Talk:Martingale representation theorem
|WikiProject Statistics||(Rated Start-class, Low-importance)|
|WikiProject Mathematics||(Rated Start-class, Low-importance)|
||This article may be too technical for most readers to understand. (September 2010)|
|This page was nominated for deletion on 2006 March 29. The result of the discussion was keep.|
I have proposed deletion for this article. The theorem stated in this way is substantially uncorrect. IMHO, it needs a major re-writing. So, before doing the eventual job, we should decide if this theorem should be on wikipedia or not. If yes, I could eventually work it out. gala.martin (what?) 23:31, 29 April 2006 (UTC)
- I agree that the statement of the theorem is poor, but it is a start. Why don't we just rewrite it? Perhaps we could restructure it by the following layout?

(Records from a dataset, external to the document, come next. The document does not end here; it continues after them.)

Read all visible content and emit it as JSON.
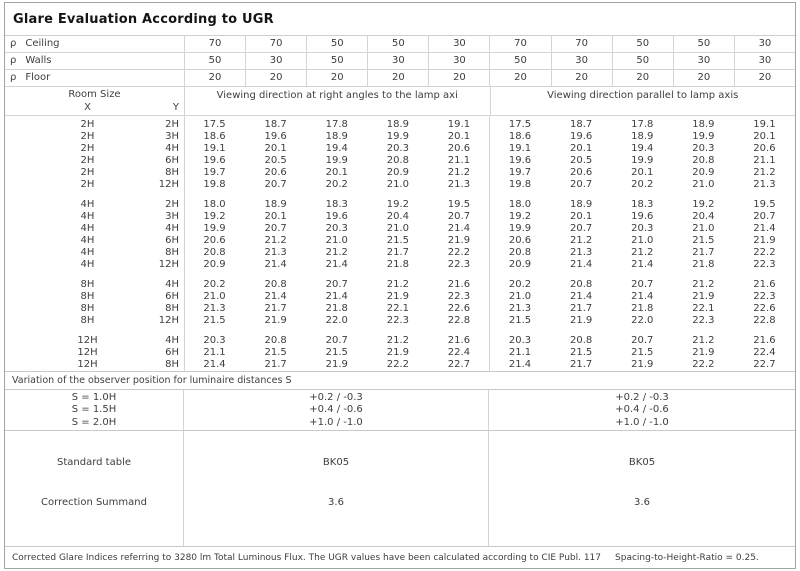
{
  "title": "Glare Evaluation According to UGR",
  "colors": {
    "outer_border": "#a3a3a3",
    "grid_line": "#d4d4d4",
    "text": "#3e3e3e",
    "title_text": "#141414"
  },
  "reflectance": {
    "rows": [
      {
        "symbol": "ρ",
        "label": "Ceiling",
        "values": [
          "70",
          "70",
          "50",
          "50",
          "30",
          "70",
          "70",
          "50",
          "50",
          "30"
        ]
      },
      {
        "symbol": "ρ",
        "label": "Walls",
        "values": [
          "50",
          "30",
          "50",
          "30",
          "30",
          "50",
          "30",
          "50",
          "30",
          "30"
        ]
      },
      {
        "symbol": "ρ",
        "label": "Floor",
        "values": [
          "20",
          "20",
          "20",
          "20",
          "20",
          "20",
          "20",
          "20",
          "20",
          "20"
        ]
      }
    ]
  },
  "header": {
    "room_size_label": "Room Size",
    "x_label": "X",
    "y_label": "Y",
    "left_section": "Viewing direction at right angles to the lamp axi",
    "right_section": "Viewing direction parallel to lamp axis"
  },
  "ugr_table": {
    "blocks": [
      {
        "rows": [
          {
            "x": "2H",
            "y": "2H",
            "left": [
              "17.5",
              "18.7",
              "17.8",
              "18.9",
              "19.1"
            ],
            "right": [
              "17.5",
              "18.7",
              "17.8",
              "18.9",
              "19.1"
            ]
          },
          {
            "x": "2H",
            "y": "3H",
            "left": [
              "18.6",
              "19.6",
              "18.9",
              "19.9",
              "20.1"
            ],
            "right": [
              "18.6",
              "19.6",
              "18.9",
              "19.9",
              "20.1"
            ]
          },
          {
            "x": "2H",
            "y": "4H",
            "left": [
              "19.1",
              "20.1",
              "19.4",
              "20.3",
              "20.6"
            ],
            "right": [
              "19.1",
              "20.1",
              "19.4",
              "20.3",
              "20.6"
            ]
          },
          {
            "x": "2H",
            "y": "6H",
            "left": [
              "19.6",
              "20.5",
              "19.9",
              "20.8",
              "21.1"
            ],
            "right": [
              "19.6",
              "20.5",
              "19.9",
              "20.8",
              "21.1"
            ]
          },
          {
            "x": "2H",
            "y": "8H",
            "left": [
              "19.7",
              "20.6",
              "20.1",
              "20.9",
              "21.2"
            ],
            "right": [
              "19.7",
              "20.6",
              "20.1",
              "20.9",
              "21.2"
            ]
          },
          {
            "x": "2H",
            "y": "12H",
            "left": [
              "19.8",
              "20.7",
              "20.2",
              "21.0",
              "21.3"
            ],
            "right": [
              "19.8",
              "20.7",
              "20.2",
              "21.0",
              "21.3"
            ]
          }
        ]
      },
      {
        "rows": [
          {
            "x": "4H",
            "y": "2H",
            "left": [
              "18.0",
              "18.9",
              "18.3",
              "19.2",
              "19.5"
            ],
            "right": [
              "18.0",
              "18.9",
              "18.3",
              "19.2",
              "19.5"
            ]
          },
          {
            "x": "4H",
            "y": "3H",
            "left": [
              "19.2",
              "20.1",
              "19.6",
              "20.4",
              "20.7"
            ],
            "right": [
              "19.2",
              "20.1",
              "19.6",
              "20.4",
              "20.7"
            ]
          },
          {
            "x": "4H",
            "y": "4H",
            "left": [
              "19.9",
              "20.7",
              "20.3",
              "21.0",
              "21.4"
            ],
            "right": [
              "19.9",
              "20.7",
              "20.3",
              "21.0",
              "21.4"
            ]
          },
          {
            "x": "4H",
            "y": "6H",
            "left": [
              "20.6",
              "21.2",
              "21.0",
              "21.5",
              "21.9"
            ],
            "right": [
              "20.6",
              "21.2",
              "21.0",
              "21.5",
              "21.9"
            ]
          },
          {
            "x": "4H",
            "y": "8H",
            "left": [
              "20.8",
              "21.3",
              "21.2",
              "21.7",
              "22.2"
            ],
            "right": [
              "20.8",
              "21.3",
              "21.2",
              "21.7",
              "22.2"
            ]
          },
          {
            "x": "4H",
            "y": "12H",
            "left": [
              "20.9",
              "21.4",
              "21.4",
              "21.8",
              "22.3"
            ],
            "right": [
              "20.9",
              "21.4",
              "21.4",
              "21.8",
              "22.3"
            ]
          }
        ]
      },
      {
        "rows": [
          {
            "x": "8H",
            "y": "4H",
            "left": [
              "20.2",
              "20.8",
              "20.7",
              "21.2",
              "21.6"
            ],
            "right": [
              "20.2",
              "20.8",
              "20.7",
              "21.2",
              "21.6"
            ]
          },
          {
            "x": "8H",
            "y": "6H",
            "left": [
              "21.0",
              "21.4",
              "21.4",
              "21.9",
              "22.3"
            ],
            "right": [
              "21.0",
              "21.4",
              "21.4",
              "21.9",
              "22.3"
            ]
          },
          {
            "x": "8H",
            "y": "8H",
            "left": [
              "21.3",
              "21.7",
              "21.8",
              "22.1",
              "22.6"
            ],
            "right": [
              "21.3",
              "21.7",
              "21.8",
              "22.1",
              "22.6"
            ]
          },
          {
            "x": "8H",
            "y": "12H",
            "left": [
              "21.5",
              "21.9",
              "22.0",
              "22.3",
              "22.8"
            ],
            "right": [
              "21.5",
              "21.9",
              "22.0",
              "22.3",
              "22.8"
            ]
          }
        ]
      },
      {
        "rows": [
          {
            "x": "12H",
            "y": "4H",
            "left": [
              "20.3",
              "20.8",
              "20.7",
              "21.2",
              "21.6"
            ],
            "right": [
              "20.3",
              "20.8",
              "20.7",
              "21.2",
              "21.6"
            ]
          },
          {
            "x": "12H",
            "y": "6H",
            "left": [
              "21.1",
              "21.5",
              "21.5",
              "21.9",
              "22.4"
            ],
            "right": [
              "21.1",
              "21.5",
              "21.5",
              "21.9",
              "22.4"
            ]
          },
          {
            "x": "12H",
            "y": "8H",
            "left": [
              "21.4",
              "21.7",
              "21.9",
              "22.2",
              "22.7"
            ],
            "right": [
              "21.4",
              "21.7",
              "21.9",
              "22.2",
              "22.7"
            ]
          }
        ]
      }
    ]
  },
  "variation": {
    "heading": "Variation of the observer position for luminaire distances S",
    "rows": [
      {
        "label": "S = 1.0H",
        "left": "+0.2 / -0.3",
        "right": "+0.2 / -0.3"
      },
      {
        "label": "S = 1.5H",
        "left": "+0.4 / -0.6",
        "right": "+0.4 / -0.6"
      },
      {
        "label": "S = 2.0H",
        "left": "+1.0 / -1.0",
        "right": "+1.0 / -1.0"
      }
    ]
  },
  "summary": {
    "rows": [
      {
        "label": "Standard table",
        "left": "BK05",
        "right": "BK05"
      },
      {
        "label": "Correction Summand",
        "left": "3.6",
        "right": "3.6"
      }
    ]
  },
  "footer": {
    "text": "Corrected Glare Indices referring to 3280 lm Total Luminous Flux. The UGR values have been calculated according to CIE Publ. 117",
    "ratio": "Spacing-to-Height-Ratio = 0.25."
  }
}
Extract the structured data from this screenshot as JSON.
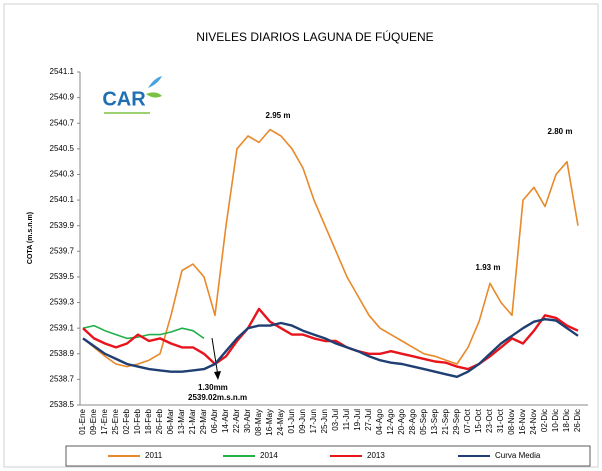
{
  "chart_data": {
    "type": "line",
    "title": "NIVELES DIARIOS LAGUNA DE FÚQUENE",
    "y_label": "COTA (m.s.n.m)",
    "logo_text": "CAR",
    "categories": [
      "01-Ene",
      "09-Ene",
      "17-Ene",
      "25-Ene",
      "02-Feb",
      "10-Feb",
      "18-Feb",
      "26-Feb",
      "06-Mar",
      "13-Mar",
      "21-Mar",
      "29-Mar",
      "06-Abr",
      "14-Abr",
      "22-Abr",
      "30-Abr",
      "08-May",
      "16-May",
      "24-May",
      "01-Jun",
      "09-Jun",
      "17-Jun",
      "25-Jun",
      "03-Jul",
      "11-Jul",
      "19-Jul",
      "27-Jul",
      "04-Ago",
      "12-Ago",
      "20-Ago",
      "28-Ago",
      "05-Sep",
      "13-Sep",
      "21-Sep",
      "29-Sep",
      "07-Oct",
      "15-Oct",
      "23-Oct",
      "31-Oct",
      "08-Nov",
      "16-Nov",
      "24-Nov",
      "02-Dic",
      "10-Dic",
      "18-Dic",
      "26-Dic"
    ],
    "series": [
      {
        "name": "2011",
        "color": "#e8892a",
        "values": [
          2539.02,
          2538.95,
          2538.88,
          2538.82,
          2538.8,
          2538.82,
          2538.85,
          2538.9,
          2539.2,
          2539.55,
          2539.6,
          2539.5,
          2539.2,
          2539.9,
          2540.5,
          2540.6,
          2540.55,
          2540.65,
          2540.6,
          2540.5,
          2540.35,
          2540.1,
          2539.9,
          2539.7,
          2539.5,
          2539.35,
          2539.2,
          2539.1,
          2539.05,
          2539.0,
          2538.95,
          2538.9,
          2538.88,
          2538.85,
          2538.82,
          2538.95,
          2539.15,
          2539.45,
          2539.3,
          2539.2,
          2540.1,
          2540.2,
          2540.05,
          2540.3,
          2540.4,
          2539.9
        ]
      },
      {
        "name": "2014",
        "color": "#22b04b",
        "values": [
          2539.1,
          2539.12,
          2539.08,
          2539.05,
          2539.02,
          2539.03,
          2539.05,
          2539.05,
          2539.07,
          2539.1,
          2539.08,
          2539.02,
          null,
          null,
          null,
          null,
          null,
          null,
          null,
          null,
          null,
          null,
          null,
          null,
          null,
          null,
          null,
          null,
          null,
          null,
          null,
          null,
          null,
          null,
          null,
          null,
          null,
          null,
          null,
          null,
          null,
          null,
          null,
          null,
          null,
          null
        ]
      },
      {
        "name": "2013",
        "color": "#e8141c",
        "values": [
          2539.1,
          2539.02,
          2538.98,
          2538.95,
          2538.98,
          2539.05,
          2539.0,
          2539.02,
          2538.98,
          2538.95,
          2538.95,
          2538.9,
          2538.82,
          2538.88,
          2539.0,
          2539.1,
          2539.25,
          2539.15,
          2539.1,
          2539.05,
          2539.05,
          2539.02,
          2539.0,
          2539.0,
          2538.95,
          2538.92,
          2538.9,
          2538.9,
          2538.92,
          2538.9,
          2538.88,
          2538.86,
          2538.84,
          2538.83,
          2538.8,
          2538.78,
          2538.82,
          2538.88,
          2538.95,
          2539.02,
          2538.98,
          2539.08,
          2539.2,
          2539.18,
          2539.12,
          2539.08
        ]
      },
      {
        "name": "Curva Media",
        "color": "#1f3f73",
        "values": [
          2539.02,
          2538.96,
          2538.9,
          2538.86,
          2538.82,
          2538.8,
          2538.78,
          2538.77,
          2538.76,
          2538.76,
          2538.77,
          2538.78,
          2538.82,
          2538.92,
          2539.02,
          2539.1,
          2539.12,
          2539.12,
          2539.14,
          2539.12,
          2539.08,
          2539.05,
          2539.02,
          2538.98,
          2538.95,
          2538.92,
          2538.88,
          2538.85,
          2538.83,
          2538.82,
          2538.8,
          2538.78,
          2538.76,
          2538.74,
          2538.72,
          2538.76,
          2538.82,
          2538.9,
          2538.98,
          2539.04,
          2539.1,
          2539.15,
          2539.17,
          2539.16,
          2539.1,
          2539.04
        ]
      }
    ],
    "ylim": [
      2538.5,
      2541.1
    ],
    "yticks": [
      2538.5,
      2538.7,
      2538.9,
      2539.1,
      2539.3,
      2539.5,
      2539.7,
      2539.9,
      2540.1,
      2540.3,
      2540.5,
      2540.7,
      2540.9,
      2541.1
    ],
    "grid": false,
    "legend": "bottom",
    "annotations": [
      "2.95 m",
      "2.80 m",
      "1.93 m",
      "1.30mm",
      "2539.02m.s.n.m"
    ]
  }
}
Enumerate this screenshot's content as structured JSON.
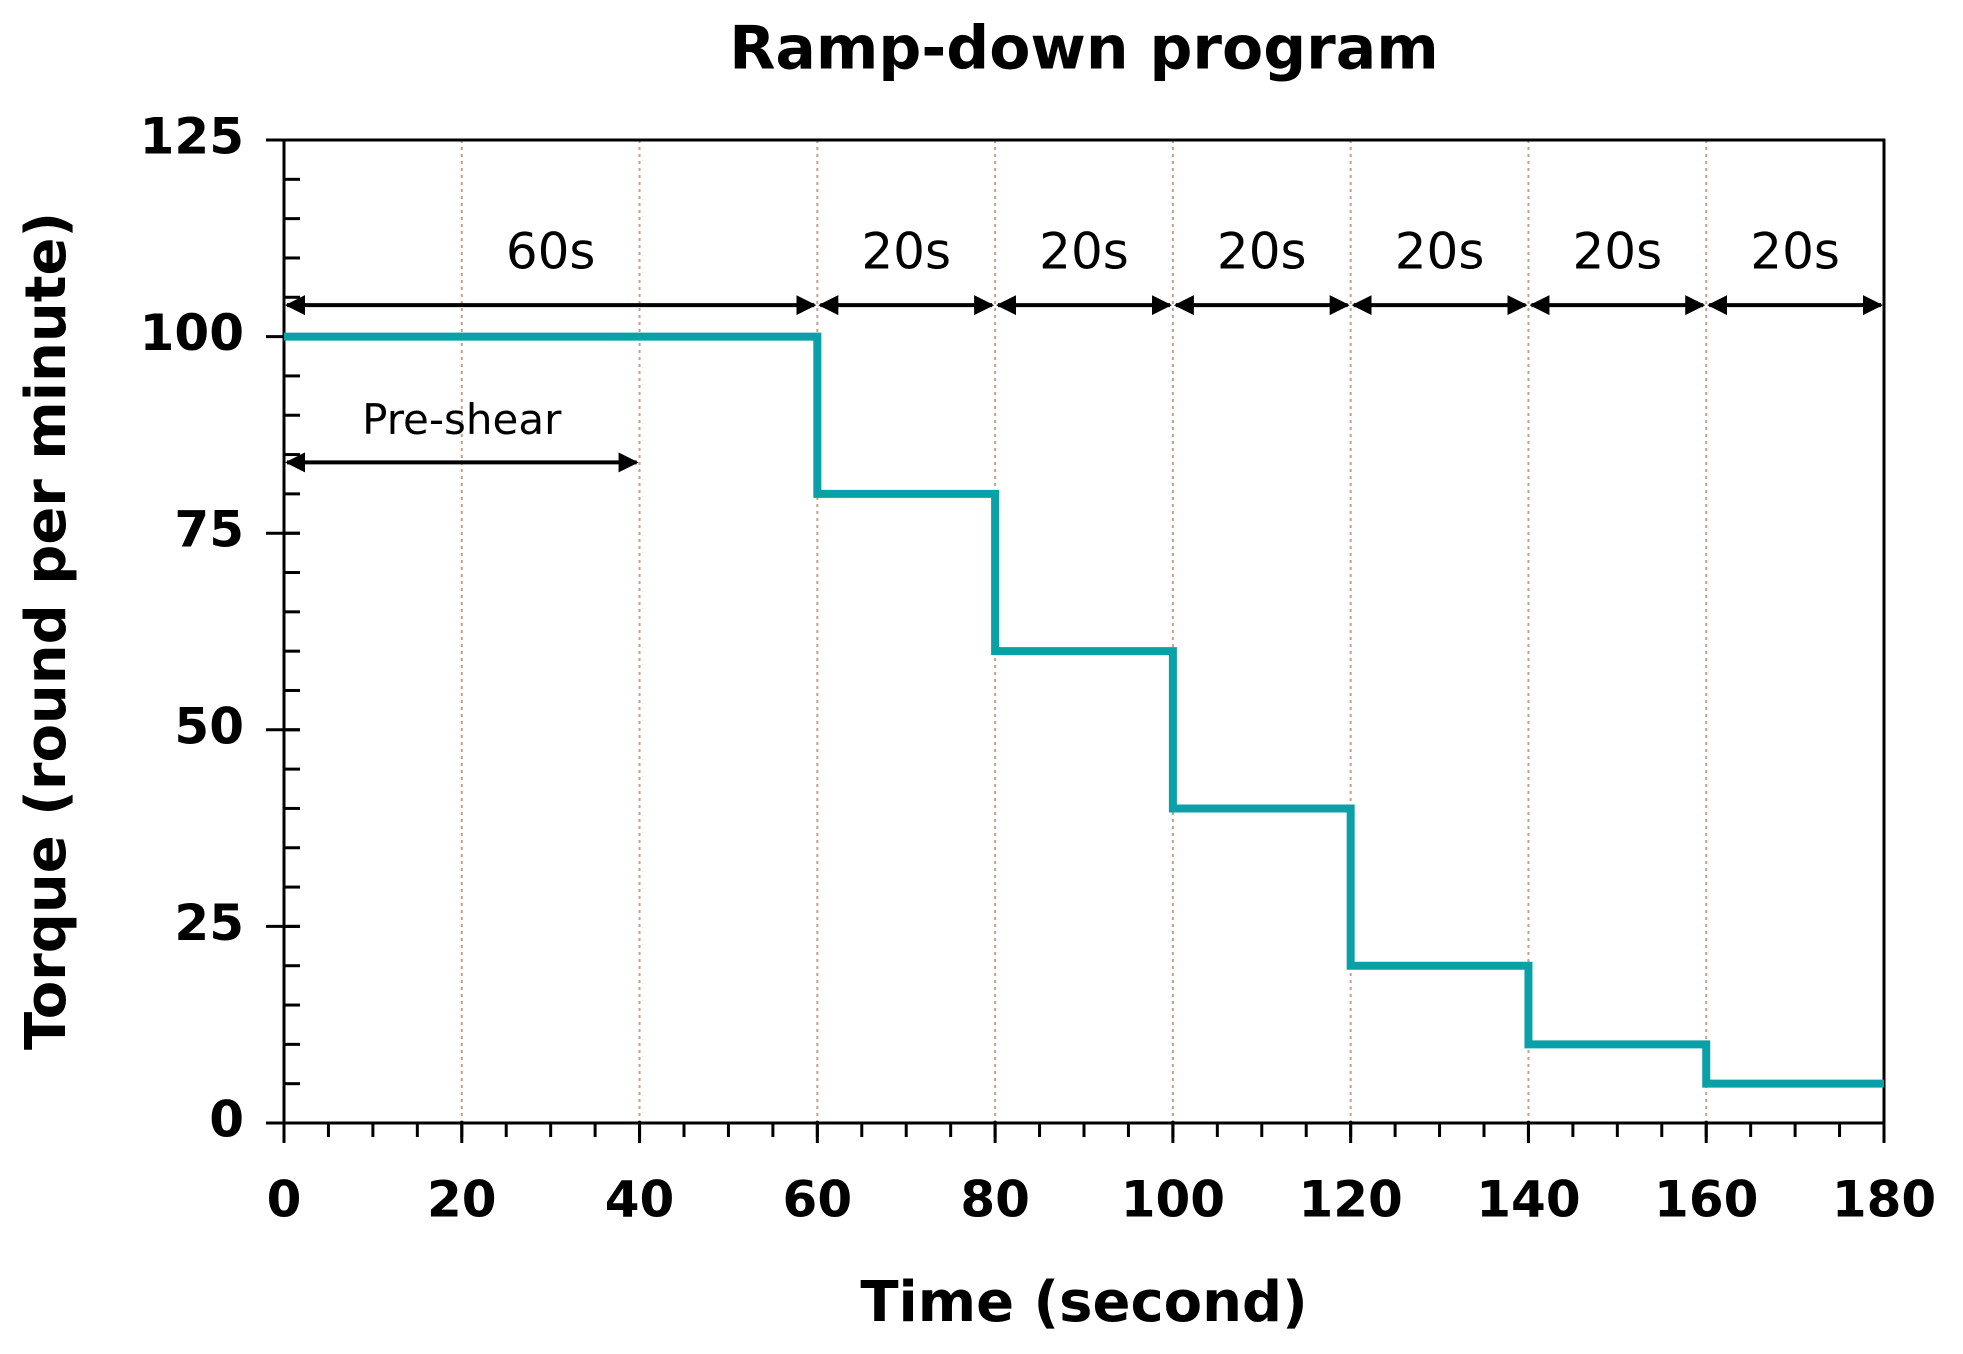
{
  "chart_data": {
    "type": "line",
    "title": "Ramp-down program",
    "x_label": "Time (second)",
    "y_label": "Torque (round per minute)",
    "x": [
      0,
      60,
      60,
      80,
      80,
      100,
      100,
      120,
      120,
      140,
      140,
      160,
      160,
      180
    ],
    "series": [
      {
        "color": "#0aa0a8",
        "values": [
          100,
          100,
          80,
          80,
          60,
          60,
          40,
          40,
          20,
          20,
          10,
          10,
          5,
          5
        ]
      }
    ],
    "xlim": [
      0,
      180
    ],
    "xticks": [
      0,
      20,
      40,
      60,
      80,
      100,
      120,
      140,
      160,
      180
    ],
    "ylim": [
      0,
      125
    ],
    "yticks": [
      0,
      25,
      50,
      75,
      100,
      125
    ],
    "minor_tick_step": 5,
    "grid": "x",
    "annotations": [
      {
        "text": "60s",
        "start": 0,
        "end": 60,
        "y": 104
      },
      {
        "text": "20s",
        "start": 60,
        "end": 80,
        "y": 104
      },
      {
        "text": "20s",
        "start": 80,
        "end": 100,
        "y": 104
      },
      {
        "text": "20s",
        "start": 100,
        "end": 120,
        "y": 104
      },
      {
        "text": "20s",
        "start": 120,
        "end": 140,
        "y": 104
      },
      {
        "text": "20s",
        "start": 140,
        "end": 160,
        "y": 104
      },
      {
        "text": "20s",
        "start": 160,
        "end": 180,
        "y": 104
      },
      {
        "text": "Pre-shear",
        "start": 0,
        "end": 40,
        "y": 84
      }
    ]
  }
}
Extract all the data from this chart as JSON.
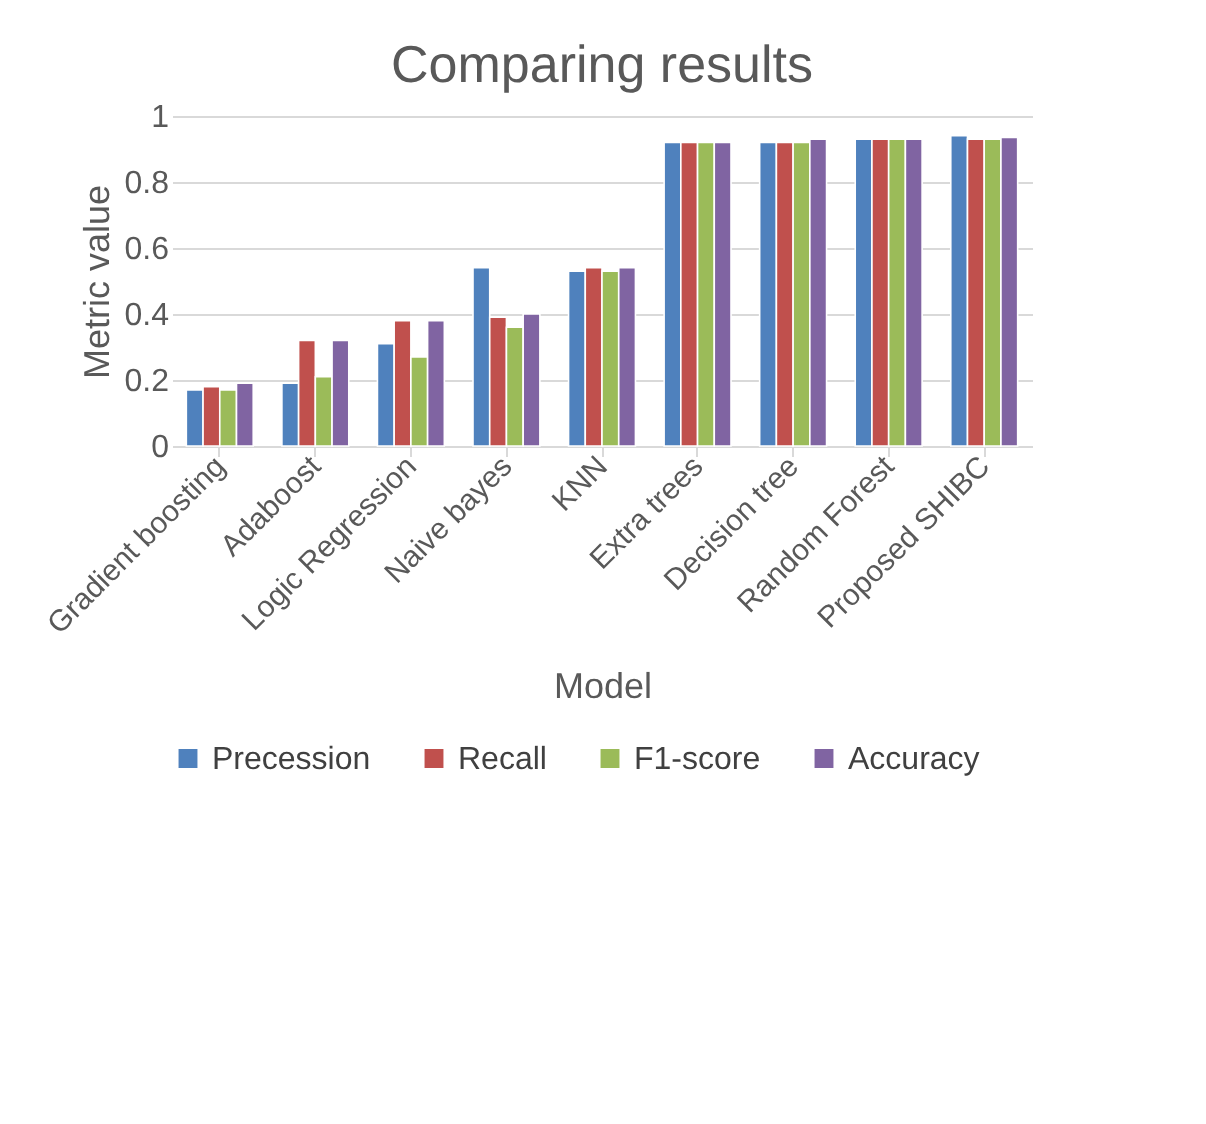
{
  "chart_data": {
    "type": "bar",
    "title": "Comparing results",
    "xlabel": "Model",
    "ylabel": "Metric value",
    "categories": [
      "Gradient boosting",
      "Adaboost",
      "Logic Regression",
      "Naive bayes",
      "KNN",
      "Extra trees",
      "Decision tree",
      "Random Forest",
      "Proposed SHIBC"
    ],
    "series": [
      {
        "name": "Precession",
        "color": "#4f81bd",
        "values": [
          0.17,
          0.19,
          0.31,
          0.54,
          0.53,
          0.92,
          0.92,
          0.93,
          0.94
        ]
      },
      {
        "name": "Recall",
        "color": "#c0504d",
        "values": [
          0.18,
          0.32,
          0.38,
          0.39,
          0.54,
          0.92,
          0.92,
          0.93,
          0.93
        ]
      },
      {
        "name": "F1-score",
        "color": "#9bbb59",
        "values": [
          0.17,
          0.21,
          0.27,
          0.36,
          0.53,
          0.92,
          0.92,
          0.93,
          0.93
        ]
      },
      {
        "name": "Accuracy",
        "color": "#8064a2",
        "values": [
          0.19,
          0.32,
          0.38,
          0.4,
          0.54,
          0.92,
          0.93,
          0.93,
          0.935
        ]
      }
    ],
    "ylim": [
      0,
      1
    ],
    "yticks": [
      0,
      0.2,
      0.4,
      0.6,
      0.8,
      1
    ],
    "grid": "y",
    "legend": "bottom"
  }
}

- 1. the statement for continuous martingales and give a few references for the proof,
- 2. the statement for general martingales, and few references for the proof
- 3. then perhaps some motivation for it along the lines of saying that Brownian motion is the canonical continuous martingale, while compensated compound Poisson processes are the canonical processes for martingales with jumps and that all martingales are just integrals of a Brownian motion plus some sort of compensated compound Poisson process, and lastly
- 4. some places where the theorem is used such as in finance where it is used to prove the existence of portfolios AJR_1978
Some books refer to the MRT as being the "all cts local martingales are integrals of B.m" version, rather than "all square integrable F_T-measurable random variables are integrals of B.m". For example, Oksendal's "Stochastic Differential Equations" takes this approach, as does Shreve's "Stochastic calculus for finance" and Karatzas and Shreve's "Brownian motion and stochastic calculus" (although K&S doesn't explicitly refer to it by name).